140113121845-target-shopperss-hack-620xaThe huge security breach that has affected Target recently appears to have been part of a broader and highly sophisticated scam that potentially affected a large number of retailers. It has now been confirmed that the attack that occurred last month has affected 40 million credit and debit card accounts and led to data theft including names and email addresses of as many as 70 million innocent customers. 

Is it just a matter of time before our personal information is compromised? While many shoppers have been left feeling angry and helpless, there are some steps consumers can take to protect themselves against fraud and identity theft. After all, the best solution to a problem is prevention. Before we begin it’s important to remember that retailers are not legally required to offer credit protection services to customers and we are all responsible for continued monitoring of our credit card and bank accounts. We must continue being vigilant in recognising fraudulent emails or phone calls from people claiming to represent retailers or banks.
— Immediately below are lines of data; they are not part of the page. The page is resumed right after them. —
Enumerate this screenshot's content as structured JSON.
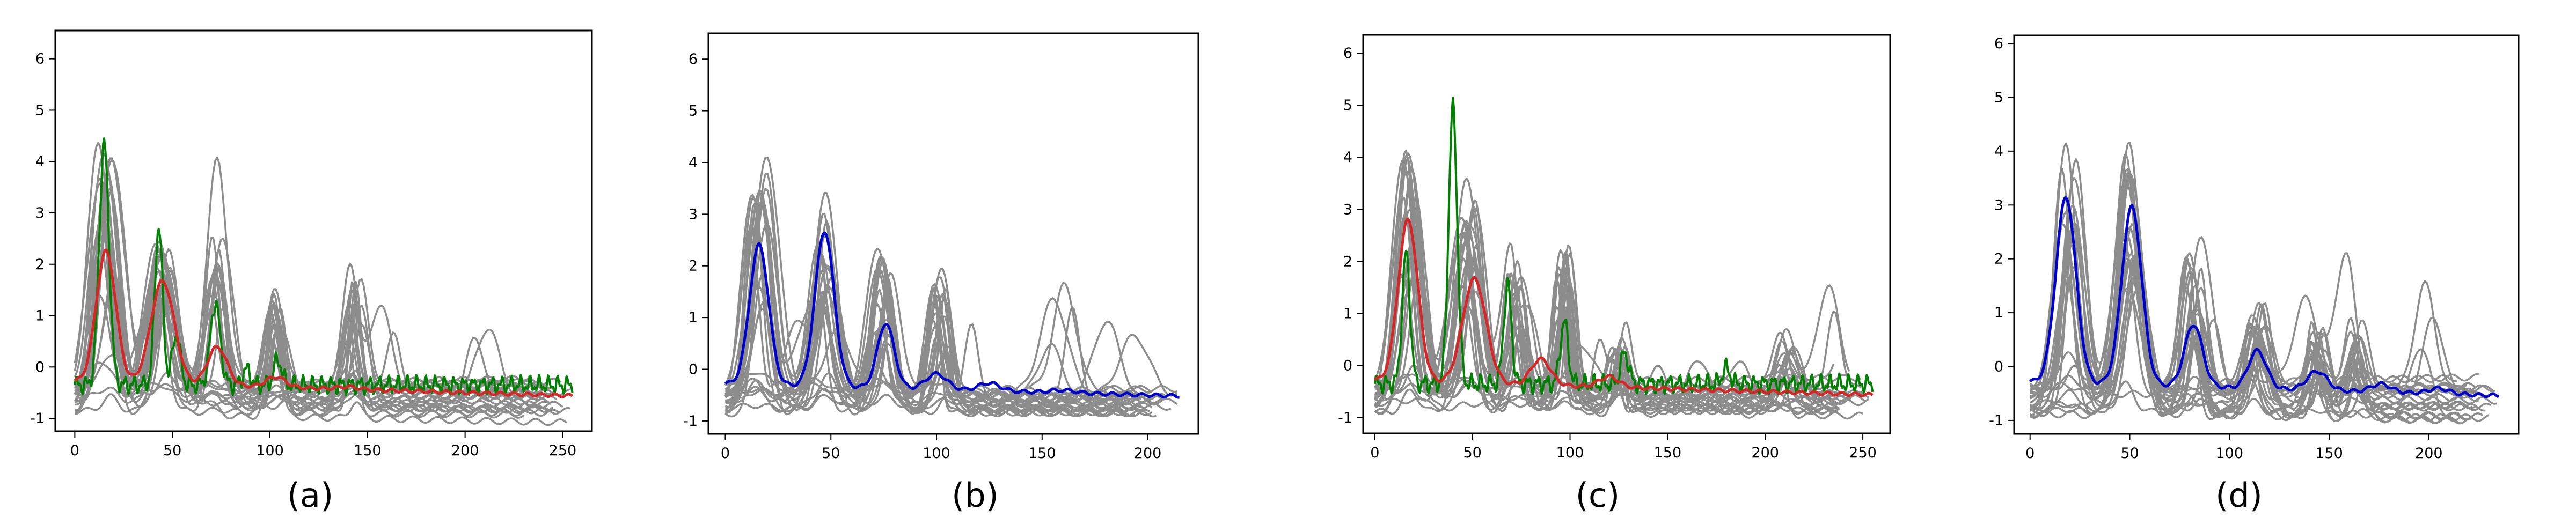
{
  "chart_data": [
    {
      "type": "line",
      "caption": "(a)",
      "xlim": [
        -10,
        265
      ],
      "ylim": [
        -1.25,
        6.55
      ],
      "xticks": [
        "0",
        "50",
        "100",
        "150",
        "200",
        "250"
      ],
      "yticks": [
        "-1",
        "0",
        "1",
        "2",
        "3",
        "4",
        "5",
        "6"
      ],
      "grid": false,
      "xmax": 255,
      "gray_seed": 11,
      "gray_peaks": [
        [
          16,
          4.6,
          5
        ],
        [
          45,
          3.6,
          5
        ],
        [
          72,
          3.0,
          4
        ],
        [
          103,
          1.8,
          3
        ],
        [
          143,
          2.5,
          3
        ]
      ],
      "mean_series": {
        "color": "#d62728",
        "peaks": [
          [
            16,
            2.55,
            5
          ],
          [
            45,
            2.0,
            6
          ],
          [
            73,
            0.75,
            5
          ],
          [
            103,
            0.2,
            5
          ],
          [
            140,
            0.05,
            5
          ]
        ]
      },
      "sample_series": {
        "color": "#008000",
        "peaks": [
          [
            15,
            4.7,
            2.5
          ],
          [
            43,
            3.1,
            2
          ],
          [
            52,
            1.0,
            2
          ],
          [
            72,
            1.6,
            2.5
          ],
          [
            88,
            0.3,
            2
          ],
          [
            104,
            0.5,
            2
          ]
        ]
      }
    },
    {
      "type": "line",
      "caption": "(b)",
      "xlim": [
        -8,
        224
      ],
      "ylim": [
        -1.25,
        6.5
      ],
      "xticks": [
        "0",
        "50",
        "100",
        "150",
        "200"
      ],
      "yticks": [
        "-1",
        "0",
        "1",
        "2",
        "3",
        "4",
        "5",
        "6"
      ],
      "grid": false,
      "xmax": 215,
      "gray_seed": 23,
      "gray_peaks": [
        [
          16,
          4.4,
          4.5
        ],
        [
          47,
          4.2,
          4.5
        ],
        [
          76,
          3.0,
          4
        ],
        [
          102,
          2.4,
          3.5
        ]
      ],
      "mean_series": {
        "color": "#0000cd",
        "peaks": [
          [
            16,
            2.7,
            4.5
          ],
          [
            47,
            3.0,
            4.5
          ],
          [
            76,
            1.25,
            4
          ],
          [
            100,
            0.3,
            5
          ],
          [
            125,
            0.15,
            5
          ],
          [
            160,
            0.05,
            6
          ]
        ]
      },
      "sample_series": null
    },
    {
      "type": "line",
      "caption": "(c)",
      "xlim": [
        -6,
        264
      ],
      "ylim": [
        -1.3,
        6.35
      ],
      "xticks": [
        "0",
        "50",
        "100",
        "150",
        "200",
        "250"
      ],
      "yticks": [
        "-1",
        "0",
        "1",
        "2",
        "3",
        "4",
        "5",
        "6"
      ],
      "grid": false,
      "xmax": 255,
      "gray_seed": 37,
      "gray_peaks": [
        [
          18,
          4.6,
          5
        ],
        [
          48,
          4.0,
          5
        ],
        [
          72,
          2.5,
          4
        ],
        [
          97,
          3.2,
          3
        ],
        [
          125,
          1.2,
          3
        ],
        [
          210,
          1.0,
          4
        ]
      ],
      "mean_series": {
        "color": "#d62728",
        "peaks": [
          [
            17,
            3.1,
            5
          ],
          [
            51,
            2.0,
            6
          ],
          [
            85,
            0.5,
            5
          ],
          [
            120,
            0.2,
            5
          ]
        ]
      },
      "sample_series": {
        "color": "#008000",
        "peaks": [
          [
            16,
            2.5,
            2
          ],
          [
            40,
            5.3,
            2.2
          ],
          [
            68,
            1.9,
            2
          ],
          [
            97,
            1.2,
            2
          ],
          [
            128,
            0.6,
            2
          ],
          [
            180,
            0.3,
            2
          ]
        ]
      }
    },
    {
      "type": "line",
      "caption": "(d)",
      "xlim": [
        -8,
        245
      ],
      "ylim": [
        -1.25,
        6.15
      ],
      "xticks": [
        "0",
        "50",
        "100",
        "150",
        "200"
      ],
      "yticks": [
        "-1",
        "0",
        "1",
        "2",
        "3",
        "4",
        "5",
        "6"
      ],
      "grid": false,
      "xmax": 235,
      "gray_seed": 51,
      "gray_peaks": [
        [
          19,
          4.5,
          5
        ],
        [
          51,
          4.3,
          5
        ],
        [
          82,
          3.0,
          4
        ],
        [
          114,
          1.6,
          4
        ],
        [
          144,
          1.2,
          3
        ],
        [
          163,
          1.2,
          3
        ]
      ],
      "mean_series": {
        "color": "#0000cd",
        "peaks": [
          [
            18,
            3.45,
            5
          ],
          [
            51,
            3.3,
            5
          ],
          [
            82,
            1.15,
            4.5
          ],
          [
            114,
            0.7,
            4.5
          ],
          [
            144,
            0.35,
            5
          ],
          [
            176,
            0.15,
            5
          ],
          [
            205,
            0.1,
            5
          ]
        ]
      },
      "sample_series": null
    }
  ]
}
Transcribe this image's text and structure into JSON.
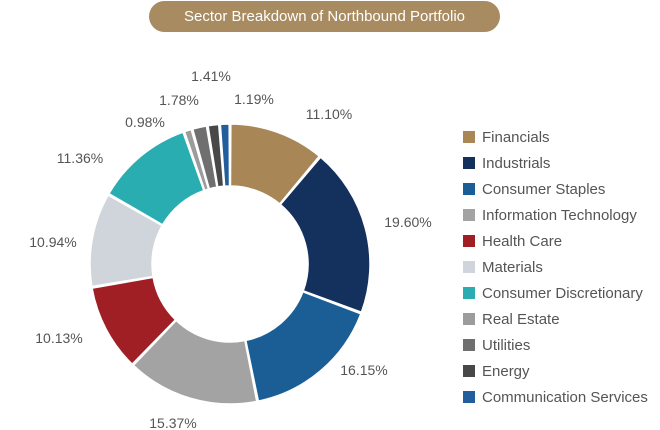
{
  "title": "Sector Breakdown of Northbound Portfolio",
  "chart_data": {
    "type": "pie",
    "title": "Sector Breakdown of Northbound Portfolio",
    "donut": true,
    "legend_position": "right",
    "categories": [
      "Financials",
      "Industrials",
      "Consumer Staples",
      "Information Technology",
      "Health Care",
      "Materials",
      "Consumer Discretionary",
      "Real Estate",
      "Utilities",
      "Energy",
      "Communication Services"
    ],
    "values": [
      11.1,
      19.6,
      16.15,
      15.37,
      10.13,
      10.94,
      11.36,
      0.98,
      1.78,
      1.41,
      1.19
    ],
    "labels": [
      "11.10%",
      "19.60%",
      "16.15%",
      "15.37%",
      "10.13%",
      "10.94%",
      "11.36%",
      "0.98%",
      "1.78%",
      "1.41%",
      "1.19%"
    ],
    "colors": [
      "#a88656",
      "#14305d",
      "#1b5e95",
      "#a3a3a3",
      "#a01f24",
      "#d0d5dc",
      "#29adb1",
      "#9c9c9c",
      "#6f6f6f",
      "#484848",
      "#225e9c"
    ]
  }
}
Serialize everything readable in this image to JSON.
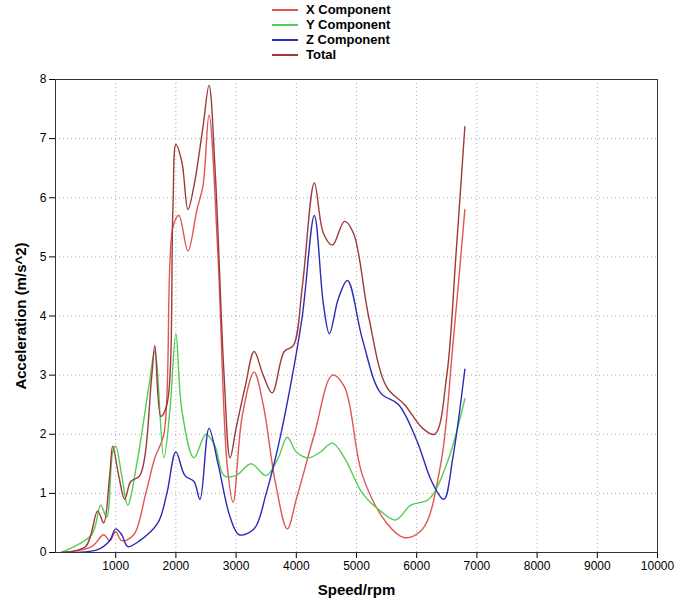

So, how can you protect yourself in future? Use cash instead? No. Cash can be lost or stolen with little or no recourse. Credit cards offer better protection to the card holder especially when they are used without authority, a much safer option. Here are some top tips on how to protect yourself while still using plastic.

1. Be vigilant – check your credit and debit card statements regularly and report any unusual charges, even if it’s only small. Sometimes thieves place a small charge to check if the card is active.

2. If you notice an unauthorised charge, especially if it’s a debit card, ask your provider to cancel your current card immediately and issue you a new one.

3. Consider various options for monitoring your credit profile and credit card activity. Target offers a credit-monitoring service for customers, as do other retailers.

4. Be cautious of any correspondence claiming to be from your bank or the retailer you shopped at and never give any sensitive information such as PIN numbers. Double check the URL in the correspondence you have received. If you are suspicious, report it.

5. When there has been theft of personal data, thieves will often use ‘phishing’ to convince you to part with even more personal data such as passwords. This is not only done on the phone or over email, but also social media sites such as Twitter so be warned. If you use the same password for your online banking as you do for your social media accounts then change them, you can never be too careful.

6. Too many people have simple passwords for their accounts. If this includes you, make sure you change it. If you can’t think of one, use a password generator or add some capital letters to numbers to your current password to make it stronger.

7. Shred your documents – while online fraud and data theft is growing, it’s important not to forget about correctly storing and disposing your physical documents too.

Some believe that using cash is the only solution. This is not the case. Consumers need to be aware that data security is down to their own vigilance, and they should not solely rely on their bank or financial provider to protect their information. Attacks are inevitable and will continue to happen so it’s important to be prepared and protect yourself.